Will Varley Spirit of Minne album review

Will Varley Spirit of Minnie album cover

Spirit of Minnie by Will Varley

“Breaking news I can’t hear anymore/lines in the sand that we used to draw/looking for another kind of war”

It’s rare that an album has such an immediate impact that 30 seconds is enough to be certain it’s love. All Those Stars by Will Varley delivers that visceral reaction. Deliberate percussion and subtle guitar work underpin Varley’s distinctive voice. It’s rich and complex, simultaneously world-weary and achingly beautiful. The lyrics are intriguing too. They’re non-specific but so clearly of our times.

Will Varley album cover photo
“Amy’s baby just turned 18/lifetime flash like laser beams”

Key themes of the album are introduced early on, speaking of generational crisis centred on the inexorable passage of time. Varley repeats “all those stars/not that far.” He’s still striving, still searching.

In Seven Days, we hear “I shut my eyes/maybe I disappear/maybe tonight, maybe next year.” Willingness to escape seems like a coping mechanism kept in reserve in case of emergency. However, even that is problematised in Screenplays: “delete your page/stare at the screen/you traveled through Asia but you’re still alone.” It’s made clear that “running from the truth/running from the light” is not a solution. However, it’s not clear what is instead. The laconic delivery lends an air of reluctant acceptance.

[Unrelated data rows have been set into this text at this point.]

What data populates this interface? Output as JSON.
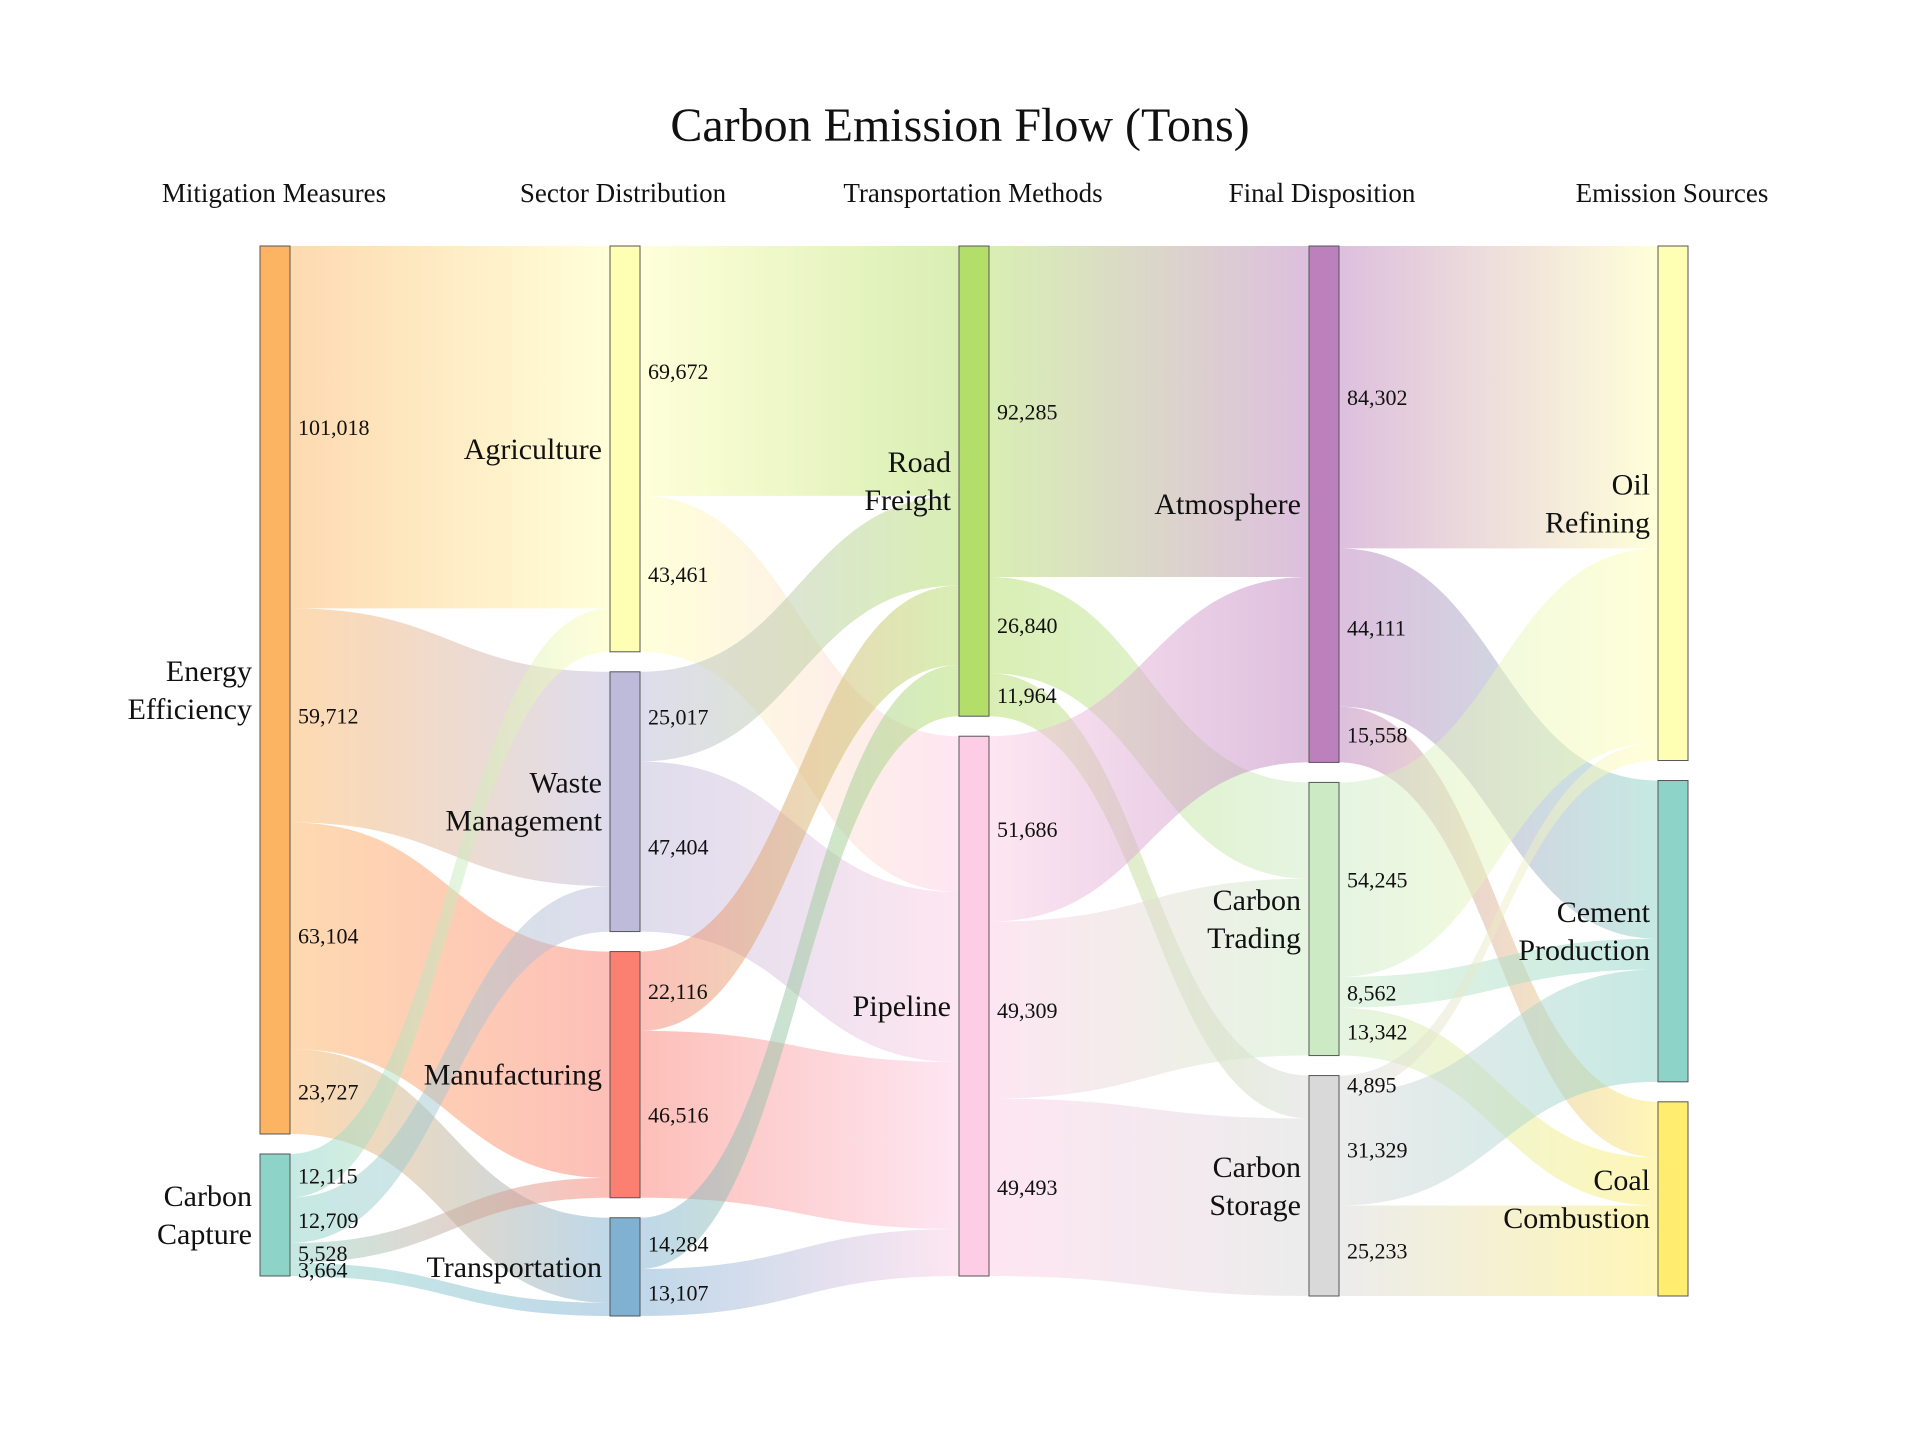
{
  "title": "Carbon Emission Flow (Tons)",
  "columns": [
    "Mitigation Measures",
    "Sector Distribution",
    "Transportation Methods",
    "Final Disposition",
    "Emission Sources"
  ],
  "nodes": [
    {
      "id": "ee",
      "lines": [
        "Energy",
        "Efficiency"
      ],
      "col": 0,
      "color": "#fdb462"
    },
    {
      "id": "cc",
      "lines": [
        "Carbon",
        "Capture"
      ],
      "col": 0,
      "color": "#8dd3c7"
    },
    {
      "id": "ag",
      "lines": [
        "Agriculture"
      ],
      "col": 1,
      "color": "#ffffb3"
    },
    {
      "id": "wm",
      "lines": [
        "Waste",
        "Management"
      ],
      "col": 1,
      "color": "#bebada"
    },
    {
      "id": "mf",
      "lines": [
        "Manufacturing"
      ],
      "col": 1,
      "color": "#fb8072"
    },
    {
      "id": "tr",
      "lines": [
        "Transportation"
      ],
      "col": 1,
      "color": "#80b1d3"
    },
    {
      "id": "rf",
      "lines": [
        "Road",
        "Freight"
      ],
      "col": 2,
      "color": "#b3de69"
    },
    {
      "id": "pl",
      "lines": [
        "Pipeline"
      ],
      "col": 2,
      "color": "#fccde5"
    },
    {
      "id": "at",
      "lines": [
        "Atmosphere"
      ],
      "col": 3,
      "color": "#bc80bd"
    },
    {
      "id": "ct",
      "lines": [
        "Carbon",
        "Trading"
      ],
      "col": 3,
      "color": "#ccebc5"
    },
    {
      "id": "cs",
      "lines": [
        "Carbon",
        "Storage"
      ],
      "col": 3,
      "color": "#d9d9d9"
    },
    {
      "id": "or",
      "lines": [
        "Oil",
        "Refining"
      ],
      "col": 4,
      "color": "#ffffb3"
    },
    {
      "id": "cp",
      "lines": [
        "Cement",
        "Production"
      ],
      "col": 4,
      "color": "#8dd3c7"
    },
    {
      "id": "cb",
      "lines": [
        "Coal",
        "Combustion"
      ],
      "col": 4,
      "color": "#ffed6f"
    }
  ],
  "links": [
    {
      "source": "ee",
      "target": "ag",
      "value": 101018,
      "label": "101,018"
    },
    {
      "source": "ee",
      "target": "wm",
      "value": 59712,
      "label": "59,712"
    },
    {
      "source": "ee",
      "target": "mf",
      "value": 63104,
      "label": "63,104"
    },
    {
      "source": "ee",
      "target": "tr",
      "value": 23727,
      "label": "23,727"
    },
    {
      "source": "cc",
      "target": "ag",
      "value": 12115,
      "label": "12,115"
    },
    {
      "source": "cc",
      "target": "wm",
      "value": 12709,
      "label": "12,709"
    },
    {
      "source": "cc",
      "target": "mf",
      "value": 5528,
      "label": "5,528"
    },
    {
      "source": "cc",
      "target": "tr",
      "value": 3664,
      "label": "3,664"
    },
    {
      "source": "ag",
      "target": "rf",
      "value": 69672,
      "label": "69,672"
    },
    {
      "source": "ag",
      "target": "pl",
      "value": 43461,
      "label": "43,461"
    },
    {
      "source": "wm",
      "target": "rf",
      "value": 25017,
      "label": "25,017"
    },
    {
      "source": "wm",
      "target": "pl",
      "value": 47404,
      "label": "47,404"
    },
    {
      "source": "mf",
      "target": "rf",
      "value": 22116,
      "label": "22,116"
    },
    {
      "source": "mf",
      "target": "pl",
      "value": 46516,
      "label": "46,516"
    },
    {
      "source": "tr",
      "target": "rf",
      "value": 14284,
      "label": "14,284"
    },
    {
      "source": "tr",
      "target": "pl",
      "value": 13107,
      "label": "13,107"
    },
    {
      "source": "rf",
      "target": "at",
      "value": 92285,
      "label": "92,285"
    },
    {
      "source": "rf",
      "target": "ct",
      "value": 26840,
      "label": "26,840"
    },
    {
      "source": "rf",
      "target": "cs",
      "value": 11964,
      "label": "11,964"
    },
    {
      "source": "pl",
      "target": "at",
      "value": 51686,
      "label": "51,686"
    },
    {
      "source": "pl",
      "target": "ct",
      "value": 49309,
      "label": "49,309"
    },
    {
      "source": "pl",
      "target": "cs",
      "value": 49493,
      "label": "49,493"
    },
    {
      "source": "at",
      "target": "or",
      "value": 84302,
      "label": "84,302"
    },
    {
      "source": "at",
      "target": "cp",
      "value": 44111,
      "label": "44,111"
    },
    {
      "source": "at",
      "target": "cb",
      "value": 15558,
      "label": "15,558"
    },
    {
      "source": "ct",
      "target": "or",
      "value": 54245,
      "label": "54,245"
    },
    {
      "source": "ct",
      "target": "cp",
      "value": 8562,
      "label": "8,562"
    },
    {
      "source": "ct",
      "target": "cb",
      "value": 13342,
      "label": "13,342"
    },
    {
      "source": "cs",
      "target": "or",
      "value": 4895,
      "label": "4,895"
    },
    {
      "source": "cs",
      "target": "cp",
      "value": 31329,
      "label": "31,329"
    },
    {
      "source": "cs",
      "target": "cb",
      "value": 25233,
      "label": "25,233"
    }
  ]
}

Cinematic rising strings add to the narrative feel.

“It’s just our life passing us by”

Breaking The Bread is almost spoken word. There’s just the hint of instrumentation for the bulk of the first verse, and gently rising after that. There’s a lot to take in in the lyrics. “If your heart is an ocean then I am a sinking ship” is quite a way to describe falling in love. The onslaught of information leads back to the importance of human connection to make life meaningful. Although the spectre of death haunts the scene, it’s balanced by a proposal.

The previous song begins and ends with a statue that endlessly watches the scene unmoved and unchanging. Statues continues the interrogation of primal themes: “as we made all these plans/it felt like we needed more days…maybe time is a statue not a river…a decade to me now is like a summer when I was a boy.” It’s more definitive and melodic than the last, perhaps even more thought-provoking in its immediacy.

The title track starts out as a seemingly autobiographical tune of a singer staying away from home. Then it takes a turn from the ordinary as a taxi driver regales him about the dancing Spirit of Minnie: “she was here when the cowboys came running and she’ll be here when this is all sand.” Discordant and imperious notes match the dramatic tale. As 4:00 a.m. passes, the protagonist has a similar mystical experience. However, drunk and overtired, his thoughts return to transatlantic reality. “I fell asleep thinking how my lover’s just waking up now,” Varley muses.

“Running through these alleyways/reckless as newborn wolves”

Varley’s certainly got a way with words. The refrain of Let It Slide is hymnal and anthemic, Leonard Cohen style. The song waltzes through vignettes. Then we get more musings on time. “look at us living out our little lives now/you distract me so well/I bet you hardly remember when each second was a living hell.”

The Postman is already a mainstay of the live set. It was inspired by a French postman who spent years collecting stones to make a breathtaking structure. Percussion slowly builds as the song progresses until it’s all-encompassing.

Strings subtly simulate the Insect of the title, then there’s a self-own of epic promotions: “my parents made me out of alcohol and boredom/I provided purpose, a distraction for them.” It unfolds like a pessimistic Jungle Book-style study of humans: “they taught me the ways of the two-legged carnivore/breathe the air for free/the rest you have to pay for/and there are these things that we drop from aeroplanes onto other human beings/turn them into pieces of people.” In the grand scheme of things, we’re as insignificant as insects despite delusions of significance.

“Now all you need are those people of paper and if you get enough of them you can exchange them for a tiny piece of the earth’s surface/you can tell yourself you own it/keep telling yourself you own it/until you die on it”

There we have it. One final dissection of time for an album that is fascinated and terrified by time and by the impulse to find yourself or disappear.

Spirit of Minnie by Will Varley is out now on Xtra Mile Recordings.